“O, what’s the
matter? what’s the matter?
What is’t that ails
young Harry Gill?”
Mary B—— began:—
“Oft I had heard of Lucy Grey”;
Nancy C—— piped up:—
“‘How many are
you, then,’ said I,
‘If there are two in
heaven?’
The little maiden did reply,
‘O Master! we are seven.’”
Among the group I seemed to recognize poor pale little Charley F——, who they told me years ago was laid in St. John’s Churchyard after they took him out of the pond, near the mill-stream, that terrible Saturday afternoon. He too read from his well-worn, green-baize-covered book,—
“The dew was falling fast, the stars began to blink.”
Other white-headed little urchins trotted along very near me all the way, and kept saying over and over their “spirit ditties of no tone” till I reached the village inn, and sat down as if in a dream of long-past years.

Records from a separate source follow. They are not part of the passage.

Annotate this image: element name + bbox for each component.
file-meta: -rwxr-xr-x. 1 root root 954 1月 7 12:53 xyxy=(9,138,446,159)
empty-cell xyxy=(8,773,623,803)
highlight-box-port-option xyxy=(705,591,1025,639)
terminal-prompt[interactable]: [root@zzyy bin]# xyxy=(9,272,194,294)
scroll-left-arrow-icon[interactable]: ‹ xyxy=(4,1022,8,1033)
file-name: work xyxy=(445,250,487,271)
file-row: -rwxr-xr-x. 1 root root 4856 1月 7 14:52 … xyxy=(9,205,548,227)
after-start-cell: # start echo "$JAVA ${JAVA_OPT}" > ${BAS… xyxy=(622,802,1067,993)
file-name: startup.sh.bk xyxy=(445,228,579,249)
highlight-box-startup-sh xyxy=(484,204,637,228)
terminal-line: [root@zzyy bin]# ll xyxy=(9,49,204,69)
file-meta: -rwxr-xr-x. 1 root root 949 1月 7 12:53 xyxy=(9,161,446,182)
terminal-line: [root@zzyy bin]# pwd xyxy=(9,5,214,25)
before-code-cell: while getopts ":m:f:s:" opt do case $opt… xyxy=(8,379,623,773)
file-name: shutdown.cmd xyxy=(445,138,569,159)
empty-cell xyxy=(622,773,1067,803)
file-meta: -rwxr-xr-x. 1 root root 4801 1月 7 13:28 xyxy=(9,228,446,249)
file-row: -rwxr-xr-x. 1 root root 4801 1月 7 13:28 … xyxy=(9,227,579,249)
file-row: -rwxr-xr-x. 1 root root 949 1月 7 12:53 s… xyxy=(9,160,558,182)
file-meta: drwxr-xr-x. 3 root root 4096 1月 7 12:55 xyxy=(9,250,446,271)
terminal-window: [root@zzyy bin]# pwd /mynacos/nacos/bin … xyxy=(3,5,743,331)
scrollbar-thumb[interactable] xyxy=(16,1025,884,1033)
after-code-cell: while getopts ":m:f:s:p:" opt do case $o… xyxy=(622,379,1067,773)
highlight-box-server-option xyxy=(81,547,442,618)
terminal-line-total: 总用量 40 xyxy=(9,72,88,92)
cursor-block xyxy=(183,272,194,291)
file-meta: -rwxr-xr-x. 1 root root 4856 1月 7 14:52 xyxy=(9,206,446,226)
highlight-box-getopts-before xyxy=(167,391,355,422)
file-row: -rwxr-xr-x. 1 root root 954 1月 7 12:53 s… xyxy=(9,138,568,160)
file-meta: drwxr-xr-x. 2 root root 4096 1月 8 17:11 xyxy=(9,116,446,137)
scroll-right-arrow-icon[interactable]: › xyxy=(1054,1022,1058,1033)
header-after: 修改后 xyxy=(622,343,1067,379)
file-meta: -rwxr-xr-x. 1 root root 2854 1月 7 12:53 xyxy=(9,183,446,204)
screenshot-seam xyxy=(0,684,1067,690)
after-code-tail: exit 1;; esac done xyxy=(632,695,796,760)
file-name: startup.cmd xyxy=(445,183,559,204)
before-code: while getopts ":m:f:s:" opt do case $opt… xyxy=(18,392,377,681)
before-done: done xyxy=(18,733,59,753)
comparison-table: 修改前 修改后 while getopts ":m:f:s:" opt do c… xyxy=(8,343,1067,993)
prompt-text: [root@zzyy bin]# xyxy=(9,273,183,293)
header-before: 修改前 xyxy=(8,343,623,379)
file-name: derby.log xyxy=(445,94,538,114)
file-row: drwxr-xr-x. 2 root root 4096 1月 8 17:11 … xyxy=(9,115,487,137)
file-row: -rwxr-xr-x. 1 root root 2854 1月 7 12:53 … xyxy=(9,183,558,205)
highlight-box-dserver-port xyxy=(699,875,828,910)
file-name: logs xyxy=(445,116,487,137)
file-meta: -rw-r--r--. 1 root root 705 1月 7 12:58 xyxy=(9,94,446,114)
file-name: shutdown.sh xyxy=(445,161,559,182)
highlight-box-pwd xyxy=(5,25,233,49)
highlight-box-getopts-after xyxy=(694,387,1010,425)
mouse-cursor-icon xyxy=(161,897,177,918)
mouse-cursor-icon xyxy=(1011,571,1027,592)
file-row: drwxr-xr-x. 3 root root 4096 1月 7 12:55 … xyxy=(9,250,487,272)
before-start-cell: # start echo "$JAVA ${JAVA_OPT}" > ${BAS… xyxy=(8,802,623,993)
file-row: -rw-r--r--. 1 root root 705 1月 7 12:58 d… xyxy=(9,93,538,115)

Two years ago I stood by Wordsworth’s grave in the churchyard at Grasmere, and my companion wove a chaplet of flowers and placed it on the headstone. Afterwards we went into the old church and sat down in the poet’s pew. “They are all dead and gone now,” sighed the gray-headed sexton; “but I can remember when the seats used to be filled by the family from Rydal Mount. Now they are all outside there in yon grass.”
MISS MITFORD.
"I care not, Fortune, what you me deny: You cannot rob me of free Nature’s grace; You cannot shut the windows of the sky, Through which Aurora shows her brightening face; You cannot bar my constant feet to trace The woods and lawns, by living streams at eve: Let health my nerves and finer fibres brace, And I their toys to the great children leave: Of fancy, reason, virtue, naught can me bereave."
THOMSON.
VI. MISS MITFORD.
That portrait hanging near Wordsworth’s is next to seeing Mary Russell Mitford herself as I first saw her, twenty-three years ago, in her geranium-planted cottage at Three-Mile Cross. She sat to John Lucas for the picture in her serene old age, and the likeness is faultless. She had proposed to herself to leave the portrait, as it was her own property, to me in her will; but as I happened to be in England during the latter part of her life, she altered her determination, and gave it to me from her own hands.
Sydney Smith said of a certain quarrelsome person, that his very face was a breach of the peace. The face of that portrait opposite to us is a very different one from Sydney’s fighter. Everything that belongs to the beauty of old age one will find recorded in that charming countenance. Serene cheerfulness most abounds, and that is a quality as rare as it is commendable. It will be observed that the dress of Miss Mitford in the picture before us is quaint and somewhat antiquated even for the time when it was painted, but a pleasant face is never out of fashion.